Tomorrow we have an appointment with a pediatric GI specialist. I'm really hoping he doesn't look at her diaper and say "Yep, that's baby poop alright." Because I really need someone to give me an answer of some kind. And for the $250 bill we'll be receiving, I need something substantial to hold on to. A dozen glazed donuts, perhaps?


3 comments:

Jen said...

hang in there, sweetie. it's got to get better, and soon. even if the answer is formula, whatever works at this point! and if the GI doc doesn't have the miracle answer, *i'll* firebomb his house.

Unknown said...

Oh Carrie... hang in there. I promise these days won't last forever and you will soon be able to enjoy your family again. I wish I was closer so I could pop in and help out. Hopefully you will get some answers at your appt tomorrow.

Emily S. said...

I ache for your endlessness of stress and exhaustion... I ache for the "not ideal" that is rolling around your life right now.

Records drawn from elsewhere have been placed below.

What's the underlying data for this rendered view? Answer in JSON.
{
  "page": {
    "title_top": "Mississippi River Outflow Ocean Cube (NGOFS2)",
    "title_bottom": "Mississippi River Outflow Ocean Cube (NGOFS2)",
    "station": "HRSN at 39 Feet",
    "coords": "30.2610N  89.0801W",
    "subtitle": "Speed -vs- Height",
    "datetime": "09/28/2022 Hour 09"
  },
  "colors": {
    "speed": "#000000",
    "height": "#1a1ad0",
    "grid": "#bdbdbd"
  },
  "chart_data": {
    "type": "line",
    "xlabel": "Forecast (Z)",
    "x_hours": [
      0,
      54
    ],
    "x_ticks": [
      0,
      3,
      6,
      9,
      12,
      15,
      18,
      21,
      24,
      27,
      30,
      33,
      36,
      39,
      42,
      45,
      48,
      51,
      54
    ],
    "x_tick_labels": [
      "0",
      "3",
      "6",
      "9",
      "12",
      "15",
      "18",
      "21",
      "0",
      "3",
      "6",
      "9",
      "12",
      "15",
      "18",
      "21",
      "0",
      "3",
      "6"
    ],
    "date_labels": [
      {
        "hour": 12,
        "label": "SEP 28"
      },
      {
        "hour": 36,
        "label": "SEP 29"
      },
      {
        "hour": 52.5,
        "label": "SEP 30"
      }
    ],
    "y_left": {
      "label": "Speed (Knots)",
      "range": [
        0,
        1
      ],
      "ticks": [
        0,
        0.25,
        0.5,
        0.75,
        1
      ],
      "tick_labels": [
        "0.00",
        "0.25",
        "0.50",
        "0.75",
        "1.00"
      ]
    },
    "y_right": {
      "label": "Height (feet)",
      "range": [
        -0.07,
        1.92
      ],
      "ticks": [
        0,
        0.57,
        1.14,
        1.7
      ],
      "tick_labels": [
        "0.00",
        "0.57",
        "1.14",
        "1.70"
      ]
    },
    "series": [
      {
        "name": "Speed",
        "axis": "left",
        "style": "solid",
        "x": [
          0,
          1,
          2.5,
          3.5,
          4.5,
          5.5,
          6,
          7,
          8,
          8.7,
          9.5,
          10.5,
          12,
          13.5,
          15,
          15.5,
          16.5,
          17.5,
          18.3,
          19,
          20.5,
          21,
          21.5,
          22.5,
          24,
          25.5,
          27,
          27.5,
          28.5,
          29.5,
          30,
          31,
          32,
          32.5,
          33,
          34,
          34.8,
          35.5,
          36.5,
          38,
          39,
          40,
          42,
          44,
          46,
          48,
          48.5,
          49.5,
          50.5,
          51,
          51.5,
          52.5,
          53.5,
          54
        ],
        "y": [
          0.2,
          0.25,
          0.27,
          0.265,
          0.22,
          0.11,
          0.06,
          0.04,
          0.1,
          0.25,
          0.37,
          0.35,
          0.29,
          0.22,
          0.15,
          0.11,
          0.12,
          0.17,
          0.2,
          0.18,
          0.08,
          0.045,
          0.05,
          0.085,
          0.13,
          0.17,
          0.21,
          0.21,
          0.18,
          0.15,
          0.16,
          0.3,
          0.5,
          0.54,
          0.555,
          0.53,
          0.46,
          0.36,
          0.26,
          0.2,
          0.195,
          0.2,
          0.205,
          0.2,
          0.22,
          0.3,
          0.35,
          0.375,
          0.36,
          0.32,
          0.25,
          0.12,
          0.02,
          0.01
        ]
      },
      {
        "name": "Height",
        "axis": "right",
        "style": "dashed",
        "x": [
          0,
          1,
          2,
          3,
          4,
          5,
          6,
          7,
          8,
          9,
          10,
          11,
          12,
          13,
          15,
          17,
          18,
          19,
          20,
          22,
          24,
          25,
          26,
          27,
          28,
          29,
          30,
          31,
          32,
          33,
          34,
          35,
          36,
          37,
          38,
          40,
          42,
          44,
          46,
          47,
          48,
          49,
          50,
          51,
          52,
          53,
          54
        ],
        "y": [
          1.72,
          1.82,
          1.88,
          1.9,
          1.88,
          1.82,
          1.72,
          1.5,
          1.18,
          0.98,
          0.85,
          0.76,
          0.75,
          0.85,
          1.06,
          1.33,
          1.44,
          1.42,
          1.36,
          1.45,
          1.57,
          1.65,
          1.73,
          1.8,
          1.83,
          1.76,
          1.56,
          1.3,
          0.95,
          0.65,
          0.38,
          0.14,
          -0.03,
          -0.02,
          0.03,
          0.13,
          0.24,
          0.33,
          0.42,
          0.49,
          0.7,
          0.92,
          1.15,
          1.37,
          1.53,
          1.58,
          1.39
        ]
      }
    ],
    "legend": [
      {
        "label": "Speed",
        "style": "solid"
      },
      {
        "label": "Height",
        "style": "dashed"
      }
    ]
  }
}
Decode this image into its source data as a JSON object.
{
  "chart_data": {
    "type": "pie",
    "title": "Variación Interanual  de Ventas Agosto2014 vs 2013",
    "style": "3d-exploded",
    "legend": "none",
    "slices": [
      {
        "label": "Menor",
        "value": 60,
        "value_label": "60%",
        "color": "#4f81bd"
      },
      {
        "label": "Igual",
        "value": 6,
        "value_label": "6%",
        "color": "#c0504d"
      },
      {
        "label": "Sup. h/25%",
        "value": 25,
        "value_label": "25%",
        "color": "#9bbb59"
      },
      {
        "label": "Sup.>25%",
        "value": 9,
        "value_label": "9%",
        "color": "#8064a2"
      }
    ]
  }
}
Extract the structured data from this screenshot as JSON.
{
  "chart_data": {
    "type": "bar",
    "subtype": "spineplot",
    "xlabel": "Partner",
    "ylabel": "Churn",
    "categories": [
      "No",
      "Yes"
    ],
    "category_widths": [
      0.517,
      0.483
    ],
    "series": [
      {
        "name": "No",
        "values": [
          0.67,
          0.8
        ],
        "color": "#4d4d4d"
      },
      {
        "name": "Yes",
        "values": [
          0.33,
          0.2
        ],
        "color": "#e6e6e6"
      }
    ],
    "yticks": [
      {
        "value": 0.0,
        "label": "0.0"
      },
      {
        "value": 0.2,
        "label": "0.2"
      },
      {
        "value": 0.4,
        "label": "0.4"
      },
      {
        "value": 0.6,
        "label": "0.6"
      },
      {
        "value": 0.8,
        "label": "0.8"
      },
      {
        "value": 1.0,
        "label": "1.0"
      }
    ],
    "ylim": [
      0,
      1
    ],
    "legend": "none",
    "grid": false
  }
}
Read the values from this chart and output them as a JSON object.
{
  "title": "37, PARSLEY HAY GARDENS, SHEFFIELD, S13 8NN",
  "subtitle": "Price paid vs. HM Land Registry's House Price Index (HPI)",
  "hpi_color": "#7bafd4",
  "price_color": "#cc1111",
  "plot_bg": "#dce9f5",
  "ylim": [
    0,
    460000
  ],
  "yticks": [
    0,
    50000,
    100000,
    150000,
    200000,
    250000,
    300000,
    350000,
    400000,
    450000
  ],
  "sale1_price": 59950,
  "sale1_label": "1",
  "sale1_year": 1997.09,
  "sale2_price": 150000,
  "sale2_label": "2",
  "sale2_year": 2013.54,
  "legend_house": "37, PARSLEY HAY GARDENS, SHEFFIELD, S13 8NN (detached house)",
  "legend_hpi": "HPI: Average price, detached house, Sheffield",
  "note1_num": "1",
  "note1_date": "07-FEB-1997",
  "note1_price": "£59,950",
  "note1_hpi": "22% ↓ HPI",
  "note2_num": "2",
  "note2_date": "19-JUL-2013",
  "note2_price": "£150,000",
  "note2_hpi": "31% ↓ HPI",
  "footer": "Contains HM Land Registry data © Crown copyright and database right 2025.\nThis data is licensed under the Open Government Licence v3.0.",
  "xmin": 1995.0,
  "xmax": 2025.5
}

I ache for your poor hungry tummy (after doing a Raw Food Challenge for a month, I SO identify with that hunger!!)... I ache for your former life you keep yearning for... And I ache for the open-endedness of all of this.

Believe me-- if I lived even three hours from you, I'd be driving there RIGHT NOW, at 12:48am, to give you a hotel key and two days off. I would, I would, I would.